Lesson for landowners

Maria Cardamone and her husband, Paul Matthews, were not in the habit of putting their llamas in a barn at night. One morning in January, Paul went out to their pasture in Willow Creek, and discovered both animals had been killed.

They’d already met Martins, were familiar with his work and reached out to him immediately. “I’m very sorry about your llamas,” he replied, “but this is super exciting.”

There was a problem. To bait his trap, Martins would need some part of a llama carcass. But Matthews, showing admirable initiative, already had fired up his tractor and buried both victims.

“Sweetie,” Cardamone told him, after consulting with Martins, “you have to dig up Rocky.”

After initially resisting - “No effing way,” he replied - Matthews disinterred Rocky, whose remains successfully lured the mountain lion, a large male cougar, dubbed P14 - the 14th lion trapped by Martins in Sonoma County.

Two months later, his collar showed he had roamed more than 200 miles, between Fort Ross, Guerneville and Sea Ranch.

The experience proved educational for Cardamone.

“I mean, no one’s putting out cat chow for them,” she said. “The lion was being a lion.”

The wider success of that lesson depends on the reach of Martins’ message to livestock owners. Rather than focus on “predator conservation” - the end game - he’s selling landowners hard on safeguarding their animals, as in: “Don’t you think it’s unfair to your goats, that they can’t escape their enclosure, but a predator can get in?

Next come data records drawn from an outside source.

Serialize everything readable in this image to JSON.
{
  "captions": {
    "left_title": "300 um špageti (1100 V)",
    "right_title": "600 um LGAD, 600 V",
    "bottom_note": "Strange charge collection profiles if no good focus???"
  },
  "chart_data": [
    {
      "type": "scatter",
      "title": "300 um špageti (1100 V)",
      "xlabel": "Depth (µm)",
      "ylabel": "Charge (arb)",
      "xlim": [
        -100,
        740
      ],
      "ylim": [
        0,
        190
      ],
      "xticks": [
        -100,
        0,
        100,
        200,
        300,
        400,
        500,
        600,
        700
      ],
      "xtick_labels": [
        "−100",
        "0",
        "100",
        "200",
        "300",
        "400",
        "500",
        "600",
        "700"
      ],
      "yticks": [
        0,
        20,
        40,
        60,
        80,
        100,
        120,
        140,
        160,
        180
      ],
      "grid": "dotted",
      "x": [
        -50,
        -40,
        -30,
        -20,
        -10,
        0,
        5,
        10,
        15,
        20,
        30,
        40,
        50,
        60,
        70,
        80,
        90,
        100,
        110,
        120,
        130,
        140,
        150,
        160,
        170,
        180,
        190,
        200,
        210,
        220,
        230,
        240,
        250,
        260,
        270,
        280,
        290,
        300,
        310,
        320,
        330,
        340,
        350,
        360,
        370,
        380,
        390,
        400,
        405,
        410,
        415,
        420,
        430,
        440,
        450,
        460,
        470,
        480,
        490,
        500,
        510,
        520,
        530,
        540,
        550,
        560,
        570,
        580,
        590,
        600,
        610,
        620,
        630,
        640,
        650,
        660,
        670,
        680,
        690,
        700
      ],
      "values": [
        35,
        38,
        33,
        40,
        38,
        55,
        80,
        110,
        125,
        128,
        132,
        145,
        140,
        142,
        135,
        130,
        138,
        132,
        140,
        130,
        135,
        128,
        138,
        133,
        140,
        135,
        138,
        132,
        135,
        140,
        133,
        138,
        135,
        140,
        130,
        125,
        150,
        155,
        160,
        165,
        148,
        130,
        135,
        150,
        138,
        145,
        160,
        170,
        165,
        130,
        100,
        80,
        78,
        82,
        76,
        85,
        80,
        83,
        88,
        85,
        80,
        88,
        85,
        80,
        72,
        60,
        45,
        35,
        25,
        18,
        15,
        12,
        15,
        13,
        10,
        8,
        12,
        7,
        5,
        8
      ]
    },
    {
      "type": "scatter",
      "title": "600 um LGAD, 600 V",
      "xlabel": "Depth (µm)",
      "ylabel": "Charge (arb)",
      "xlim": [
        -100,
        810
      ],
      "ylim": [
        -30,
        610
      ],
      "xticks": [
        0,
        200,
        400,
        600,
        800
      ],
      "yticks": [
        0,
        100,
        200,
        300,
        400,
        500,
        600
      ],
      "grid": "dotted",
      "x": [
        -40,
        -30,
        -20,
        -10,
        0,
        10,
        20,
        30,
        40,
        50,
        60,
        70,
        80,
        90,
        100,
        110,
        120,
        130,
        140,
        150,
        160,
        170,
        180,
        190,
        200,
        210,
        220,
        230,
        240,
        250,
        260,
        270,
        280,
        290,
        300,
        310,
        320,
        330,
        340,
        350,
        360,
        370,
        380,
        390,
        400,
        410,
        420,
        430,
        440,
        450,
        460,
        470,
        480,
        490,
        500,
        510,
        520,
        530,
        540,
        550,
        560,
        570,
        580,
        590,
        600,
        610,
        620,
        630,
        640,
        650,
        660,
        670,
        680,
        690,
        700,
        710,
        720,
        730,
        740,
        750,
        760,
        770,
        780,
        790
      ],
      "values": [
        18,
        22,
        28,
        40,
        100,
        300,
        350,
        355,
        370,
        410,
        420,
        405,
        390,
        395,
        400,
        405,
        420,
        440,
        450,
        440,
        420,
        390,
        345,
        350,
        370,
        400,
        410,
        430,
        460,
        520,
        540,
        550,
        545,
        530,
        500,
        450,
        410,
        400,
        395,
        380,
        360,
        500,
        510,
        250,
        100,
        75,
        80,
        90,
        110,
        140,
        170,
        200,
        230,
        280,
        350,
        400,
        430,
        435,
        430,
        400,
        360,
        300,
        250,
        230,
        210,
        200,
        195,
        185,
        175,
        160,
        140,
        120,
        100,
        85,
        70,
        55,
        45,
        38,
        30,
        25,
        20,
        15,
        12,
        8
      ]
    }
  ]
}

“And hopefully,” he said, “they’ll think, ‘You know, I don’t want my goats to experience that trauma, so I’ll just do the right thing.’?”

You can reach Staff Writer Austin Murphy at 707-521-5214 or austin.murphy@pressdemocrat.com. On Twitter @Ausmurph88.

Mountain lions in California

Hunting ban and other key facts

Public hunting of mountain lions has been outlawed in California since a voter-approved ban in 1990, but each year the state issues scores depredation permits allowing the legal killing of lions that have threatened or harmed people or domestic animals. On average, about 100 mountain lions annually are killed under the permits, according to a 2017 report by the Sacramento Bee, which said 4,000 to 6,000 roam the state.

But no official figure exists on the number of mountain lions in California. An ambitious state effort is underway to come up with an estimated population count, the first in decades.

Audubon Canyon Ranch program Living With Lions, by the numbers since 2016

Number of lions captured or collared in the Sonoma-Napa region: 15

Oldest: 10 years

Youngest: 10 months

Number of those still alive: 9

Number killed by landowners after attacks on livestock: 3

For more on the Living With Lions project, visit www.egret.org/living-with-lions

To report a fresh lion kill to Quinton Martins, call 707-721-6560.

Source: Audubon Canyon Ranch website

What to do if you encounter a mountain lion

-Stay calm. Hold your ground or back away slowly. Face the lion and stand upright.

-Do not approach a lion. Never approach a mountain lion especially one that is feeding or with kittens. Most mountain lions will try to avoid a confrontation. Give them a way to escape.

-Do not run from a lion. Running may stimulate a mountain lion's instinct to chase. Instead, stand and face the animal. Make eye contact. If you have small children with you, pick them up if possible so they don't panic and run. Try to do so without bending over or turning away from the mountain lion.

-Do not crouch down or bend over. Biologists surmise mountain lions don't recognize standing humans as prey. On the other hand, a person squatting or bending over looks a lot like a four-legged prey animal.

-If a lion continues approaching, yell and throw things at it.

-If a lion attacks, fight back. Do so while protecting your head and neck, and try to remain standing.

-Report sightings of mountain lions to your local Fish and Wildlife office (707-944-5500), local law enforcement or affiliated public land agencies.